Hashtable vs Generic Dictionary : Performance Comparison
The Generic Dictionary<TKey,TValue> was introduced in .Net 2.0 as a replacement for the Hashtable. However, the implementation and behavior of the generic Dictionary is not exactly the same as a Hashtable, and it always bothered me. I felt that the generic Dictionary was not going to be as fast and efficient as a raw Hashtable. When speed was the utmost concern, I chose to use a Hashtable despite the lack of strongly typed Key and Value. And it kept bothering me, why was a different implementation chosen for the Dictionary, why not just wrapping around a Hashtable?

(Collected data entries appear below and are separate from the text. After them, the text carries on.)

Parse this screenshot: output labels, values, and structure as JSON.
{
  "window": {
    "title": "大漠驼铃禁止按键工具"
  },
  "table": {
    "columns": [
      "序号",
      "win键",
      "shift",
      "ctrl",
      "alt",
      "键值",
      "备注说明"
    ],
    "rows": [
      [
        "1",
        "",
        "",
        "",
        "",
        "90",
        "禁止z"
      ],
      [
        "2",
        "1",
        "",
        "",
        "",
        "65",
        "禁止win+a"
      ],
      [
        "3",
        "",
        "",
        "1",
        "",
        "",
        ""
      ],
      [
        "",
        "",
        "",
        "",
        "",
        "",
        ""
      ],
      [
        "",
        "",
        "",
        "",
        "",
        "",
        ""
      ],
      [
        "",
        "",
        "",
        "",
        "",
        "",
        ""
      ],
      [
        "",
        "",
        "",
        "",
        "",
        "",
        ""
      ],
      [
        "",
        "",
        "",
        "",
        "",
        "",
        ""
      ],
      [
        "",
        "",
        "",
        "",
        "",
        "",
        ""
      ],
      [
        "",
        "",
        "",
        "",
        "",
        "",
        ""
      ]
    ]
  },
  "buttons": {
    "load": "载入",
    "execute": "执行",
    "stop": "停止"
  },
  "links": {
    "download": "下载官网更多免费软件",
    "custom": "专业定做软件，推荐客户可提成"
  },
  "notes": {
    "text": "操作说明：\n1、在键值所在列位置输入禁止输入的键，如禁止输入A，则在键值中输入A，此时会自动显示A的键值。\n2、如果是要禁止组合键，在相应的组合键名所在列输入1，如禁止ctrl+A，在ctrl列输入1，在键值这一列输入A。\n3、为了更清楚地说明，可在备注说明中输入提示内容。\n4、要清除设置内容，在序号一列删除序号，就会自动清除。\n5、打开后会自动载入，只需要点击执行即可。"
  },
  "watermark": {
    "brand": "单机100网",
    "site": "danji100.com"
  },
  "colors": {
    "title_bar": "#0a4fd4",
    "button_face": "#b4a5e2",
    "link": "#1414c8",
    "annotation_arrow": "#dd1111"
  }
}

So finally I took the time to write some test code and compare the speed of Dictionary vs Hashtable. To my surprise, the Dictionary is faster! It is not only faster than the Hashtable, but also more consistent in the lookup times compared to a Hashtable. My focus here is look-up time, no comparison was done for the time it takes to add items.
Without going into the details, I will just outline the test setup:
A set of about 16,000 objects were added to a Hashtable and a Dictionary, with string of various length as the Key. Time was clocked for 50,000 lookups with the same Key from both Dictionary and Hashtable. This process was repeated with Keys of different length, as well as for items towards the beginning, middle and end of the list. In all cases, the Dictionary showed better performance (speed). Depending on the size of the key, and to which end of the list that item was located, the difference in speed varied, but I was able to clock anywhere between 10% to 40% faster lookups on the Dictionary.
Also, as I mentioned before, besides being faster, the Dictionary showed more consistent result while the Hashtable's speed varied over multiple runs. Don't ask me why.
Bottom line, there is no reason not to use the Dictionary over the concern of speed. Now I know.